One clarification - when I mentioned mixed-race people with an ambiguous appearance being able to say what they wanted, I didn't so much mean in terms of lying, but just that such people could probably give a simplified version or give the one or two races they most identified with, and then their interlocuter would probably accept that answer as that person's race (instead of the interlocuter deciding the race). However, there is also the problem, as you mentioned, of the interlocuter not believing what they have said.

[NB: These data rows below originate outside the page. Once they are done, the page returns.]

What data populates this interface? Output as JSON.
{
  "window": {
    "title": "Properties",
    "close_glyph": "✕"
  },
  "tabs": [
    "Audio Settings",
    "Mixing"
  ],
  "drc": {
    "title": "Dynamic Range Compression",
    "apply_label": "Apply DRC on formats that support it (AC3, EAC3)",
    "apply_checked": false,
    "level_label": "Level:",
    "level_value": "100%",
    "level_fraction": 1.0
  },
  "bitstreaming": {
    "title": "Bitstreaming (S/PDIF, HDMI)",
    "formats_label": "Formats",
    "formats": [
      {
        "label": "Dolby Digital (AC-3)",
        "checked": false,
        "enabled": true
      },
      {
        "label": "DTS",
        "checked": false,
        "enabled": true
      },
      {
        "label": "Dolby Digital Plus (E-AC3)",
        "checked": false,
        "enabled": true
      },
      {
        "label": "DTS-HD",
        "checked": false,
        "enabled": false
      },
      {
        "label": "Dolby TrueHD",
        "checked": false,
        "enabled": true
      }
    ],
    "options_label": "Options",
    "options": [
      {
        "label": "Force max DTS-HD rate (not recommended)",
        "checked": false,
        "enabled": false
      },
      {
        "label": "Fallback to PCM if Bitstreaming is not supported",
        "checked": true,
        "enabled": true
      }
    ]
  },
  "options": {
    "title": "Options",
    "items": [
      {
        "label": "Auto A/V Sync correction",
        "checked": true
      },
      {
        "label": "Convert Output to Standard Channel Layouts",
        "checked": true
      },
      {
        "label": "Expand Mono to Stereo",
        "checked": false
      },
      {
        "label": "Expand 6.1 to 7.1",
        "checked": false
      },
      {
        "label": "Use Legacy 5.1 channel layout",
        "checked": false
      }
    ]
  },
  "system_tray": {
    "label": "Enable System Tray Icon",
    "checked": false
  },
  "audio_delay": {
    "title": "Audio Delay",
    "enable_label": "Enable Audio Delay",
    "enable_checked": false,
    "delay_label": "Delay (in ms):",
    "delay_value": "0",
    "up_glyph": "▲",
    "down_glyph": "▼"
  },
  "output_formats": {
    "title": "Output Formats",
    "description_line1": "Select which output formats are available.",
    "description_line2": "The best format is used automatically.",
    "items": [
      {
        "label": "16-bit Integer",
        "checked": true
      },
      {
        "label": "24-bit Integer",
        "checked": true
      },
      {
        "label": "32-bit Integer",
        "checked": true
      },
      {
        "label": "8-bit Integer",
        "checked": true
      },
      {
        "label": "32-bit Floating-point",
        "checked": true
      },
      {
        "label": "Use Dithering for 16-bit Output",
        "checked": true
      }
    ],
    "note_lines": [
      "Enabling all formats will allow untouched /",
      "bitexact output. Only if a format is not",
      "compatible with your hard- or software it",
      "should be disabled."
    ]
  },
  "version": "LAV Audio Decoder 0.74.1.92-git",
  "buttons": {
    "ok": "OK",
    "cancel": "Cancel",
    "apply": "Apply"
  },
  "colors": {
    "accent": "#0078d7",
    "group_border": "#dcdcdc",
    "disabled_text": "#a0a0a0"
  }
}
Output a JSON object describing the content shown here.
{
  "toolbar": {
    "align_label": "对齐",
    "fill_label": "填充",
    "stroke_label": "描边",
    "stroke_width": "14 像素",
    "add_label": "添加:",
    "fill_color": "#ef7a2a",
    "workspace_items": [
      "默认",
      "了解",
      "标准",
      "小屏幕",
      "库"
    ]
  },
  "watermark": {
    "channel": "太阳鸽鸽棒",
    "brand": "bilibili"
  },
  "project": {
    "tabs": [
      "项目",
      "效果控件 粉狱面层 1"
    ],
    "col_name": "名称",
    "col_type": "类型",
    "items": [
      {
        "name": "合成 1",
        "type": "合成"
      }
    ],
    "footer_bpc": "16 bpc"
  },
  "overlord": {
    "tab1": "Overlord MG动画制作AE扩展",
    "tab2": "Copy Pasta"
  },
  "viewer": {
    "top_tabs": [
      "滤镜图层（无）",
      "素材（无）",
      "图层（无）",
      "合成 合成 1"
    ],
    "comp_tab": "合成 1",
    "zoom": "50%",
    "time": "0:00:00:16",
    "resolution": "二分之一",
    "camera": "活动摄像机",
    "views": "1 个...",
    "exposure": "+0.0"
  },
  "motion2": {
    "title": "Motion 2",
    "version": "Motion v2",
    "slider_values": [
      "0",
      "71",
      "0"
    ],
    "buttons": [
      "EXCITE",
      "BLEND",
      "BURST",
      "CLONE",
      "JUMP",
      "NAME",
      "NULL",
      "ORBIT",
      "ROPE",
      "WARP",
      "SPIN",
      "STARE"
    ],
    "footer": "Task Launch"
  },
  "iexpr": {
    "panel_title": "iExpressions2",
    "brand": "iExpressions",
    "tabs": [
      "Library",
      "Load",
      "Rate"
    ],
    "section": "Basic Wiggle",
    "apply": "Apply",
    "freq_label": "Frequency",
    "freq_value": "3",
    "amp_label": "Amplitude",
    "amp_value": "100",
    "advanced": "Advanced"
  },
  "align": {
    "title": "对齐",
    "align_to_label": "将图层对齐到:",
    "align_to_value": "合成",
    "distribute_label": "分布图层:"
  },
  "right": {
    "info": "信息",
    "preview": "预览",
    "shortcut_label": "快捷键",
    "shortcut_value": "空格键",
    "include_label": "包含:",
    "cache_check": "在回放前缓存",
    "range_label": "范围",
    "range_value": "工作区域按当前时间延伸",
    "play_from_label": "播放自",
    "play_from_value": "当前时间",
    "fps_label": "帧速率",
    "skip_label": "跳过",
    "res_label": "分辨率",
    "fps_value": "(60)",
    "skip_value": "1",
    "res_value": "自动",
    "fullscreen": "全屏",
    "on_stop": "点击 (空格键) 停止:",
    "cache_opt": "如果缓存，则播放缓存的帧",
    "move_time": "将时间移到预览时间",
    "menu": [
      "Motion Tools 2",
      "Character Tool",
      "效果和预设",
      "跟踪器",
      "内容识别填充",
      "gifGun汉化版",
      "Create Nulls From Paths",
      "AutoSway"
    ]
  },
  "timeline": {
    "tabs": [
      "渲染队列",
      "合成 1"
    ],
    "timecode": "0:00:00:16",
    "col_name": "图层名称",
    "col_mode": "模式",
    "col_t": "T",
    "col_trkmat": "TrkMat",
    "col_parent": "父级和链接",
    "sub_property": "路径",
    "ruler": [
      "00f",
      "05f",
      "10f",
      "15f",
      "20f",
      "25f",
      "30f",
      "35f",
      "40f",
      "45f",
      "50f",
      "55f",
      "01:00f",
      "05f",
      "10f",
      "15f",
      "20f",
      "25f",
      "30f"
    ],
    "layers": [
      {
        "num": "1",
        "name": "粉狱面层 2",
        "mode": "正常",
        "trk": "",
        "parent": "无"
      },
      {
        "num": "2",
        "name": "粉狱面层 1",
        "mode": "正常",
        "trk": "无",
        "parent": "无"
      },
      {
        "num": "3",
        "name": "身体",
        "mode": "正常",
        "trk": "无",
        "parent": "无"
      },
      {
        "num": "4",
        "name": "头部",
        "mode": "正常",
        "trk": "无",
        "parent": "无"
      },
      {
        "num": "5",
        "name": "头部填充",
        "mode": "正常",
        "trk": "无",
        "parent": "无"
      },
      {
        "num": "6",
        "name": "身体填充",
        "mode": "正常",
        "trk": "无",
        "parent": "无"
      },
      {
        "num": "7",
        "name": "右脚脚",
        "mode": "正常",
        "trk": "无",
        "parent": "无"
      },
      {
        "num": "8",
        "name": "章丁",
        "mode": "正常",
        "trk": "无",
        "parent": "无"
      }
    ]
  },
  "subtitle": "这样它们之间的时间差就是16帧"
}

In the case of my own children, they are lucky at the moment as they are accepted as being generally "gaijin", and they can say to Japanese kids that they are English or half Indian or whatever, and this information is just accepted (without negative consequences). To be honest, I am hoping my older son can go to Hawaii or a large West-coast city for college, as he can be a bit socially clueless and I am concerned about how well he can deal with the negative consequences of being a South Asian (or possibly Arab) man, in general U.S. white society.

Johannah said...

Thanks for this thoughtful and reflective post. I've thought a lot about this topic for my kids. Both of them are biracial- my son is Hispanic/Black, my daughter is Black/Caucasian. They look a lot like each other in terms of skin tone and hair. Most people mistake them for biological siblings. Most people also mistake both of them for being Black. We haven't talked much about race yet- we've read books, and I've described ways they are the same and different from us (adoptive parents), including how we all look. So far, they just aren't very engaged in the discussion. I think though, it will come both with age, and with the onset of public school.

sarah rebecca said...

Thank you so much for this insightful post. I really like how you're able to address the realities, the choices, and the ambiguities of a multi-ethnic/multi-racial person and sort of recognize the gray areas while understanding the world views you in black and white. We are considering accepting a placement of a little boy who is white and latino, and race is sort of hitting us in our priveliged white faces for the first real time.

Thank you. Keep up the good writing! I love it.